In 1990, on Interiors, her follow-up to King’s Record Shop, as per her vow, the subject matter of the songs was broader, the emotional content more complex, and it was her first album for which she wrote or co-wrote all the songs. Upon hearing it, I wondered why she hadn’t been writing the bulk of her material all along. It’s a spare, largely acoustic record about disappointment in oneself and others, about disillusionment in personal relationships, about the disparity between image and reality. It was not a hit. It also soured her relationship with Columbia’s Nashville division, but it was a gauntlet thrown down, marking a turning point in the musical path on which she has not made an artistic misstep in her seven subsequent albums.

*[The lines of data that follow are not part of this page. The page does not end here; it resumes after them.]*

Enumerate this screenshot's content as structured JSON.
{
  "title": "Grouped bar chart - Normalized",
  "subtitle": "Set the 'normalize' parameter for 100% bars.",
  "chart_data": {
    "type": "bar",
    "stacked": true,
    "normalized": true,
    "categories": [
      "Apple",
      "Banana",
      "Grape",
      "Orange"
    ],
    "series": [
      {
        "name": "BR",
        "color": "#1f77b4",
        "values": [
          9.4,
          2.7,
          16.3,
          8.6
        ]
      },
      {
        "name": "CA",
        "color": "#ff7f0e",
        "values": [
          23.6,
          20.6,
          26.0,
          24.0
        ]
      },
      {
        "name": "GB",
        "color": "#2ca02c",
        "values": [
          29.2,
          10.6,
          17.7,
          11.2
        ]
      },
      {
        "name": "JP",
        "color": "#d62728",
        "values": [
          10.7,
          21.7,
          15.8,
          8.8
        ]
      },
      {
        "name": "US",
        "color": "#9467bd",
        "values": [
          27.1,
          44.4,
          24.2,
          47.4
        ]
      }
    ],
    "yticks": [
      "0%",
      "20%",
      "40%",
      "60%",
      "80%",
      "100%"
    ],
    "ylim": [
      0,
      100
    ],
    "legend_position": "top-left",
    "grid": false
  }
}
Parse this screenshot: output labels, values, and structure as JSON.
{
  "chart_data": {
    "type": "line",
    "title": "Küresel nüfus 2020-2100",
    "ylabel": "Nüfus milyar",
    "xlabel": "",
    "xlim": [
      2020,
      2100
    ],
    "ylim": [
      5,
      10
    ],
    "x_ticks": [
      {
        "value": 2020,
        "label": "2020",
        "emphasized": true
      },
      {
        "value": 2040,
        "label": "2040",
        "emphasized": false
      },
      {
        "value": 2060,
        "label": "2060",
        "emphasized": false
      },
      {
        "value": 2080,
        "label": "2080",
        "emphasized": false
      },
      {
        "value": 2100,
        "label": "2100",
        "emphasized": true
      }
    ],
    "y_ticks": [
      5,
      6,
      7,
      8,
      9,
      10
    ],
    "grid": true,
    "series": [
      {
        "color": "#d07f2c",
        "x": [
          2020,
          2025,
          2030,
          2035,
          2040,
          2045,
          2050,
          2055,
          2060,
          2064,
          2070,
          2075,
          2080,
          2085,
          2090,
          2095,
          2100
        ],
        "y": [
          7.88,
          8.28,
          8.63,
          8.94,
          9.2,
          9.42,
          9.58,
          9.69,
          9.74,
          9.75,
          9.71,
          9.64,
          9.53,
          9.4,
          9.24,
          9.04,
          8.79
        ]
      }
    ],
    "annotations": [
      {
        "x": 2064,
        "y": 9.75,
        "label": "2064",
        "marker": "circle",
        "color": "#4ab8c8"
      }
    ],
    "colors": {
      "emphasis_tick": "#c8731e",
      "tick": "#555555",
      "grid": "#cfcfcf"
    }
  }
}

Although Cash was born in Memphis and lived in Nashville from her mid-twenties to her mid-thirties, she doesn’t consider herself a Southerner; she grew up in California and has lived in New York City for over thirty years. Cash and her husband/collaborator John Leventhal started making regular road trips through the South in 2011, when Arkansas State University began raising money to restore the childhood home of her father. Those visits inspired the songs that would become the 2014 album The River & the Thread, a travelogue through the geographic, musical, spiritual, and emotional aspects of the American South. Cash presents, via narratives from the lives of other people, real and fictional, a cinematic picture of not only the region, but of her own family history. “A Feather’s Not a Bird,” the opening track, sets the stage for the rest of the album with a tour through Alabama, Tennessee, and Arkansas in which the Mississippi River becomes a metaphoric thoroughfare to the past, a connection to the people whose stories she tells.
I found The River & the Thread to be shockingly good, even for an artist whose work I’d admired for over thirty years. In April 2014 I saw Cash at the Miner Auditorium in San Francisco; the first half of the show was made up of the eleven songs from this album. I’ve seen her perform many times, but seeing Cash sing these songs, this album in its entirety while it was still so startling and new, made for a truly transcendent evening. The record had been out just three months, but I had already come to think of it as a profound piece of work, one so evocative and beautiful I knew I would be able to draw inspiration from it for years to come.
Cash’s latest single, “Crawl Into the Promised Land,” was released over forty years into her recording career, just prior to the 2020 US Presidential election. It is an indictment of those who wield power indiscriminately and without consequence, a call to action to the disenfranchised and those who share their outrage, an ode to those who aspire to make the world a better place.
The night is long, but no one sleeps
The grifters make us pay
Torches burn and mothers weep
Deliver us from judgment day
And don't it feel like home
Don't it feel like we belong
You gotta lift your head and raise your hand
And crawl into the promised land6
Rosanne Cash: singer, songwriter, firebrand.
1 The other record was Two Sides to Every Woman by Carlene Carter, whose work I also greatly admire. Coincidentally, I believe Johnny Cash’s Silver was also reviewed in the same issue.
2 Admittedly, the fetching photo on the album cover was partially responsible for my reaction. Ditto for Two Sides to Every Woman.
3 In 1981, the “Seven Year Ache” single peaked at number 22 on the Billboard Top 40 chart and became Cash’s first number one on the Billboard Country chart.
4 Best Country Vocal Performance, Female (1985).
5 The 1987 album which is still her most commercially successful, spawning four number one hits and reaching number 6 on the Billboard Country Album chart.